At a March 20 Committee of the Whole meeting, Village of Pemberton (VOP) staff began the decision-making process by presenting council with a framework to work through the big questions—from where sales will be permitted, to how many shops will be allowed, to hours of operation.
After listening to staff's presentation and agreeing to get the ball rolling, VOP Councillor Ted Craddock suggested the village think outside of the box—and consider being the one in charge of selling recreational pot.
"I don't want to miss an opportunity that's only going to come up in our lifetime maybe once," said Craddock. "Whether it's right or wrong, the people of Canada have spoken and said they want it."
Around the council table, Craddock's request was contentious, with councillors Karen Ross and Jennie Helmer opposing the motion as a waste of resources and an overreach for the municipality.
The motion, however, passed with the support of VOP Mayor Mike Richman and Coun. James Linklater.
With Canadians spending an estimated $5.7-billion on cannabis a year, legal marijuana sales are poised to be a major revenue generator for government.
But how much municipalities will benefit is yet to be seen. In December, B.C. and every province and territory except Manitoba struck a deal with the federal government to receive 75 per cent of taxation revenues, with the other 25 per cent going to the federal government.

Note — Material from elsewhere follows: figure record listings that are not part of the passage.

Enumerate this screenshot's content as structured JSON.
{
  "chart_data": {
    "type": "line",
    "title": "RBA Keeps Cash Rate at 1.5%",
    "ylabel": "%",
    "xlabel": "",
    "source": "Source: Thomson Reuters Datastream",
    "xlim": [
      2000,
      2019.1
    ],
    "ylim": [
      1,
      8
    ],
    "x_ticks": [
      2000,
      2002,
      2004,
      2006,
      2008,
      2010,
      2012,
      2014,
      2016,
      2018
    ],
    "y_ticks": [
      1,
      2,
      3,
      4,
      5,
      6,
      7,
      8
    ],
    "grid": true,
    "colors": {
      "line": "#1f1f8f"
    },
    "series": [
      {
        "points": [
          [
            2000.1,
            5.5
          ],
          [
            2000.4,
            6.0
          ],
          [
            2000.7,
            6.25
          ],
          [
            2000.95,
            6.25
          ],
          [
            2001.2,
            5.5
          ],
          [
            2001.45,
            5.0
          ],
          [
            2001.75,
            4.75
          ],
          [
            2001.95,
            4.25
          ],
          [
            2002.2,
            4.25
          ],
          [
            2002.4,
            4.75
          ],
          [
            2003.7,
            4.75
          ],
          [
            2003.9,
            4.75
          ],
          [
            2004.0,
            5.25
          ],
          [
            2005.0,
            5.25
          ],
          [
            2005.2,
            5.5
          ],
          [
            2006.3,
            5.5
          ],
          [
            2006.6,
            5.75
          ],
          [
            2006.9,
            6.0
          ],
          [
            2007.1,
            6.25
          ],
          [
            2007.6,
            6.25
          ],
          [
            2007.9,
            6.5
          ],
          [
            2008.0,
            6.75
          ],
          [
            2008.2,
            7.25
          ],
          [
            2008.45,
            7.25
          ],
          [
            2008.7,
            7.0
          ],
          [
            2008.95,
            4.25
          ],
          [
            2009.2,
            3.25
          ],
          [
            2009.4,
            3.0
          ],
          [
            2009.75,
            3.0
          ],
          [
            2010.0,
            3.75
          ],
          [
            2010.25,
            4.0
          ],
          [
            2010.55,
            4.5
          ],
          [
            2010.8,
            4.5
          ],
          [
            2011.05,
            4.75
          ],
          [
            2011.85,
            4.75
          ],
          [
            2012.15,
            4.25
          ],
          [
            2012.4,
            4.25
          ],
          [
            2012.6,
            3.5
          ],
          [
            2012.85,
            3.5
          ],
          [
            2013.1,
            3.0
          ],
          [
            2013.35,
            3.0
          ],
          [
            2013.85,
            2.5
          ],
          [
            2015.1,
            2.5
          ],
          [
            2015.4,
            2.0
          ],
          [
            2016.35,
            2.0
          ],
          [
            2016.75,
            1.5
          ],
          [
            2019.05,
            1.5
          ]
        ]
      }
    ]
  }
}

Municipalities will be responsible for major costs associated with legalization, from administrative costs for issues such as zoning and regulations to extra policing.
But it has yet to be seen how much money will be transferred to them. The Federation of Canadian Municipalities —and the VOP—want municipalities to receive one third of tax revenues.
Under B.C.'s preliminary rules for governing non-medical marijuana, B.C. municipalities will be given broad discretion to control the sale within their boundaries.
The province will only issue licenses to applicants who have the support of the local government. And it's also possible that local government will be able to apply for a private non-medical cannabis retail license.
The municipality would be subject to the same processes all applicants would need to follow and would need to meet all criteria set out by the Liquor Control and Licensing Branch, which will manage the public input process if the local government is the applicant.
Given the revenue potential—in its 2018 budget, the province estimated that taxes will generate $50 million in the current fiscal year and $75 million in 2019-20—Craddock thinks it would be wise to at least explore ways the village could be directly involved.
"All I'm looking at is a broad stroke—I want to have some feeling of if it makes any sense, if it's good for the community, for us to find some income," he said following the council meeting.
An option in which VOP would hold a licence and rent it out to a business to operate makes the most sense to Craddock at this point, he explained.
"It would be no different than us buying a building and leasing it to someone who wants to run a bakery ... This would be us having the opportunity to control it completely—we would have complete control—and we'd own the only licence in the community."
Outside of council chambers, the nascent idea is already generating concern.
"I'm sure there's a line up of people that want to run a business like that in this community," said Graham Turner, President of the Pemberton & District Chamber of Commerce.
Turner also brought up the case of SWED Society, a medical marijuana dispensary that tried to set up shop in Pemberton last year and was shut down by council.
Based on the advice of VOP solicitors, at a Feb. 7, 2017 council meeting, council passed a zoning amendment that defines and prohibits marijuana operations, citing the desire to learn more details about how the federal government would proceed with legalization.
Turner's views were echoed by local MLA Jordan Sturdy who is philosophically opposed.
"I think that government has a role to play in our society—no question about that—but I don't think they should necessarily be competing with the private sector," he said.
The village would have an unfair competitive advantage, explained Sturdy.
"I am not entirely comfortable with local government manufacturing a monopoly."
For Mayor Richman, the request is merely an opportunity to have a "high-level" look at what could be a major revenue generator for the small municipality.
The village, he noted, has looked at revenue-generating projects like a run-of-the-river hydroelectricity project in the past and is currently looking at a community forest opportunity with the Lil'wat Nation.
"I believe that if an idea has some merit there is a responsibility to have a look—whether you're philosophically opposed to it or in agreement with it," he said.